La journaliste gynoïde semble soudain très préoccupée :

‑ Quoi ? Suggéreriez-vous que les robots sophistiqués peuvent être affectés des mêmes troubles que les hommes ou les femmes ?

‑ J’ai moi-même dû réparer un robot maso qui désobéissait à son maître et nettoyait tout à la main, admet monsieur Pouce.

‑ Mais alors, quel est le diagnostic du mal de Pax ?
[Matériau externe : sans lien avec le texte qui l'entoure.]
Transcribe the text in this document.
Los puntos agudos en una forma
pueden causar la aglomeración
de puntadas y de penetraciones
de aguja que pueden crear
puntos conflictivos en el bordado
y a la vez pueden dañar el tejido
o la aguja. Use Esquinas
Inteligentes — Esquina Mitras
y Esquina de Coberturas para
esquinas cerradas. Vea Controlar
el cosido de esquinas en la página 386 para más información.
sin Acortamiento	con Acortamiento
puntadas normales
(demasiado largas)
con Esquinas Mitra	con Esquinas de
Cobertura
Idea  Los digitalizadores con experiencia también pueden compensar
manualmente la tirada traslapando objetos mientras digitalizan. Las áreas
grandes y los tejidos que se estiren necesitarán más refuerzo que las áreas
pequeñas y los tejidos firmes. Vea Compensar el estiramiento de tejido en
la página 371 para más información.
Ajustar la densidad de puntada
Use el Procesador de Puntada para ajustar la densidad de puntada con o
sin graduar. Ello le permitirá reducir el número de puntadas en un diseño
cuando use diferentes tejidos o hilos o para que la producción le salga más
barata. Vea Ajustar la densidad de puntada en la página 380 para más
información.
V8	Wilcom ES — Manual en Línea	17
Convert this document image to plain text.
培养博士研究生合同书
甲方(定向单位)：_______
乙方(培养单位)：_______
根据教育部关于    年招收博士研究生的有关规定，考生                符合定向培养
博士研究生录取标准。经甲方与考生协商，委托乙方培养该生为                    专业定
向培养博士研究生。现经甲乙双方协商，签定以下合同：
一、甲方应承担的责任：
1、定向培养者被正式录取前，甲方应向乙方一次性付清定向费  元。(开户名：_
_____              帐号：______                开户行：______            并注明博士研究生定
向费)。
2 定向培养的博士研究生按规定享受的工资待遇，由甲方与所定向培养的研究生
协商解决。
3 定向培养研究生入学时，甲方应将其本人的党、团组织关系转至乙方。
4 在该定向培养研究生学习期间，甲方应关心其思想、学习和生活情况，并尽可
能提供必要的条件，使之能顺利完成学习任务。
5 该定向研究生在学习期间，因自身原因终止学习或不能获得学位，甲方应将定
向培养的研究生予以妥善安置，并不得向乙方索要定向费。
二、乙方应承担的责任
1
‑ Notre cas paraît avoir subi des vagues de stress sur une longue durée. Il était visiblement soucieux de ménager tous ceux sur lesquels il veillait. Le problème, c’est que la plupart des baigneurs ont vécu une sorte de déplacement émotif : leur amour-propre s’est converti en passion de propriété. Conséquences : presque chacun a malmené l’autorité qui régissait le bien commun, presque chacun s’est plutôt montré incapable de supporter la moindre négligence d’autrui, ressentie pire qu’une souillure.

‑ Bon, bon, mais le diagnostic ? s’impatiente le vieux roboticien.

‑ Oh, facile : notre pauvre robot souffre du syndrome de Gilles de La Tourette.

Fort soucieuse, la gynoïde se penche vers le technicien retraité :

‑ Et… est-ce… réparable chez le modèle de Pax ?

Le spécialiste se tâte :

‑ Peut-être, mais il ne sera plus jamais garde-bain…

‑ Le paradis semble bel et bien avoir perdu son autorité, regrette la psychiatre.